Protectorat allemand (1884-1916), condominium franco-britannique (1916-1919), territoire sous mandat de la SDN (1919-1945) et territoire sous tutelle des Nations Unies (1946-1960/1961), le Cameroun se singularise par succession de statuts. Ceci en fait sa spécificité qui a suscité curiosité, admiration, insatisfaction voire critique. L’institution du mandat et de tutelle crée en principe des droits et des devoirs du mandataire vis-à-vis du mandaté, exercés sous le contrôle de la SDN puis de l’ONU. L’objectif de cet ouvrage est de ressortir de cette constitution générale du système du mandat et de tutelle une analyse historique et objective de la matérialisation de ses principes et des obstructions créées par la France pour en contrôler ou freiner sa mise en œuvre.

Announcement

Appel à contributions pour ouvrage collectif La matérialisation du statut international du Cameroun par la France : entre obligations internationales et réalités impériales (1922-1960)

Argumentaire

Protectorat allemand (1884-1916), condominium franco-britannique (1916-1919), territoire sous mandat de la SDN (1919-1945) et territoire sous tutelle des Nations Unies (1946-1960/1961), le Cameroun se singularise par une succession de statuts (Abwa, 2004). Ceci en fait sa spécificité qui a  suscité curiosité, admiration, insatisfaction, voire  critique.

L’institution du mandat crée en principe des droits et des devoirs du mandataire vis-à-vis du mandaté, exercés sous le contrôle de la Société des Nations. Le Togo et le Cameroun relèvent de la catégorie des mandats dits «de type B », ce qui permet à la France et à la Grande-Bretagne d’y imposer une domination administrative étroite. En 1945, l’avènement de l’ONU ne modifie pas complètement la donne, mais la Charte onusienne prévoit de façon plus pressante la mise en place d’un processus d’émancipation à court et moyen terme pour tous les territoires sous tutelle.

Interroger l’« administration française au Cameroun de 1916 à 1959 », c’est aussi envisager une étude de la gestion de ce Territoire. Il fut en effet un champ d’expérimentation ou la France a exercé  plusieurs prérogatives et imposé des restrictions en s’inspirant du droit international.

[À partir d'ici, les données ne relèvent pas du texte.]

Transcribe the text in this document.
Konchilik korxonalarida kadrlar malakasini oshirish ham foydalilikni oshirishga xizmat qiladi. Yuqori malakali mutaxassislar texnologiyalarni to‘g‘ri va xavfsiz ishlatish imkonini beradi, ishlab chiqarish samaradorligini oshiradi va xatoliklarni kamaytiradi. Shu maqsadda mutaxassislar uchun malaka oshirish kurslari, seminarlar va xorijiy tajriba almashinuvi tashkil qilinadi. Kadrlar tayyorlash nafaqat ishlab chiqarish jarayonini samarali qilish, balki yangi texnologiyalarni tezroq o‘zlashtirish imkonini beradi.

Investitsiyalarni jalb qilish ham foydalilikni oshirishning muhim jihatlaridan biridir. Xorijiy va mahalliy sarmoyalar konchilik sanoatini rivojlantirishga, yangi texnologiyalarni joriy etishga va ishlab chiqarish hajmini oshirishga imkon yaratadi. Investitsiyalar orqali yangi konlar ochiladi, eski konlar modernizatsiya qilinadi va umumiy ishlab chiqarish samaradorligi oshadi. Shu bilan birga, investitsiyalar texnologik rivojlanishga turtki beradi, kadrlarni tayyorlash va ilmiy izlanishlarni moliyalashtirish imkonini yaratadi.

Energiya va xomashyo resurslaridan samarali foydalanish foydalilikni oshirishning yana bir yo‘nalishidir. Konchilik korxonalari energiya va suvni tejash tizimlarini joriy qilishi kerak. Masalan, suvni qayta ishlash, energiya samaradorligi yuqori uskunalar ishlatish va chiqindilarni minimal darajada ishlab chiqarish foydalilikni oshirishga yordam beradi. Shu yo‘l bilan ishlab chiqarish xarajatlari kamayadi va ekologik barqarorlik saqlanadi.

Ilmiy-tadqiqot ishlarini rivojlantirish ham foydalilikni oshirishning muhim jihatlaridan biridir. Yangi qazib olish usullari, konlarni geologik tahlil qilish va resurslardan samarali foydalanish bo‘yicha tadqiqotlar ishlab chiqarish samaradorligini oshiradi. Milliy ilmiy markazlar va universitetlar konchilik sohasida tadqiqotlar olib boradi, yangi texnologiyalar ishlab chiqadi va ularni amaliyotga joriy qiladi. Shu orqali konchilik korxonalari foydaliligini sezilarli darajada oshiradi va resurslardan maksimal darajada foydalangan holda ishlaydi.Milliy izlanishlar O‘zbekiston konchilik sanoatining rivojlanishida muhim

 Inspiré du droit privé romain, le mandat suppose trois considérations essentielles en droit international public : d’abord, il est gratuit, c’est-à-dire que le mandataire ne doit tirer aucun profit économique personnel de la gestion du mandat ; ensuite, il est provisoire, car le mandataire doit progressivement conduire les pays sous mandat vers la capacité de s’administrer eux-mêmes ; enfin, il a un but moral, sa mission étant d’assurer le bien-être des populations sous mandat (Van Ress D. F. W., 1927). Les Organisations internationales se réservaient d’ailleurs un droit de regard sur l’effectivité de ces dispositions et, notamment, les progrès réalisés au Cameroun.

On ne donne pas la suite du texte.